Preparing for the effects of multiple shocks – a fuel shortage, El Nino, flood and fire
Jacqui van Heerden

Community groups are the cornerstone of local resilience.

Across Australia grassroots organisations and local networks are mobilising communities to better prepare for, respond to, and recover from shocks like flood, fires and other stresses.

What will be the ripple effects of the restricted movement of one fifth of the world’s liquefied natural gas and oil through the Strait of Hormuz. While countries can rely on their “reserves” for a period, unless the Strait is “reopened”, we can assume there will be further impacts.

The domino effect of this situation is widespread as oil is in everything – our food supply chains, our energy, our water, our transport, our sewerage. Australia relies on imports for more than 90 per cent of its liquid fuel needs.

When these stressors hit, what is the condition of our systems to manage them.

Community groups and movements such as Local Futures, Permaculture, Transition Towns, Remake the World, Degrowth, Resilience Lismore and many other regenerative organisations have been looking at how we can live in a world which does not rely on fossil fuels and so much extraction and there are lessons to be learnt from their approach.
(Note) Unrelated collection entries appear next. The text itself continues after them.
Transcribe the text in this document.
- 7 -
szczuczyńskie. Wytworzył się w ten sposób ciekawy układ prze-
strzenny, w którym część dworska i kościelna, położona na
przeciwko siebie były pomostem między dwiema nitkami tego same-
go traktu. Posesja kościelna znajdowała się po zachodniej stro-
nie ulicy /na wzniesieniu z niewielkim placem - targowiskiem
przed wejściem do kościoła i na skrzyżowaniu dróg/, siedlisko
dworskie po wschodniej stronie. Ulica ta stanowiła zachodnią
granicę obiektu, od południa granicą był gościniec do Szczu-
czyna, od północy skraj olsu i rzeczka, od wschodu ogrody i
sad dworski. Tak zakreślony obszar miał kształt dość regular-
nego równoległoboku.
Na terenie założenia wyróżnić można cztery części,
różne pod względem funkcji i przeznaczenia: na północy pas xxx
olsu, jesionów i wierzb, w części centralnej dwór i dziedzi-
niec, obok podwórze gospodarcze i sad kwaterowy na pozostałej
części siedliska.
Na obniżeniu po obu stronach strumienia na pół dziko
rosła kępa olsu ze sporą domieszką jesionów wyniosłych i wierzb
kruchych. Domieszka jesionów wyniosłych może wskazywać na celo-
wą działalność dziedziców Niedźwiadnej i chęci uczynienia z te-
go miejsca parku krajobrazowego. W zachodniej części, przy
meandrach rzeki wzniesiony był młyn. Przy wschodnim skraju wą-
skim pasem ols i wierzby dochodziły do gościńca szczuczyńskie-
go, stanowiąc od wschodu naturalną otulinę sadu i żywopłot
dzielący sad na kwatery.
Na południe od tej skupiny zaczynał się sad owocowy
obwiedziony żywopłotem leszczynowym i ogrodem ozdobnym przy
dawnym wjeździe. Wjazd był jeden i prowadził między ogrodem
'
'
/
As well as from those communities who have faced such crises like Lismore in New South Wales after the floods.

Dr Jean Renouf, founder and chair of Plan C, states that we are living through sustained disruption – climate stress, technological acceleration, geopolitical instability and rising psychosocial strain and that the question is no longer whether disruption will occur, but how we live and lead when it does.
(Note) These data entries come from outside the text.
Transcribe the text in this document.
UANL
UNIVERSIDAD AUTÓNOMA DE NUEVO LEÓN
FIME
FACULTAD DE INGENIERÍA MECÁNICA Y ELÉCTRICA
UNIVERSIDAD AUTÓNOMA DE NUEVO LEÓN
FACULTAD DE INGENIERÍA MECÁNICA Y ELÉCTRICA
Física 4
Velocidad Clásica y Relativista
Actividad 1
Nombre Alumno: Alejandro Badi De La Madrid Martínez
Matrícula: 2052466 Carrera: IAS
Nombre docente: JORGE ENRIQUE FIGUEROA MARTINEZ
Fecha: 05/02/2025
He encourages us to not prepare in a way that is about competing and surviving apart from your community and seeing them as competition for food, energy, resources.

He has written many articles about resilience and recently in an online webinar discussing the fuel crisis talked about preparing in three areas – practical, social and emotional.

Consider the practical elements such as food, water, energy, shelter and build capability that connects outward to neighbours, community groups, local food networks, informal care systems and relationships.

Build the social infrastructure that evidence consistently shows matters most when systems fail. He encourages us to know our neighbours well enough to ask for help and to offer it.

He continues to encourage us to belong to networks – a street, a sporting club, a local resilience group, a faith community as this is where reciprocal support already exists and is normal and does not have to be invented under pressure.

People who face this uncertainty with these relationships fare better in wellbeing, decision quality and in the capacity to keep functioning than those facing the same condition in isolation.

The most protective response is to build genuine resilience before it is needed.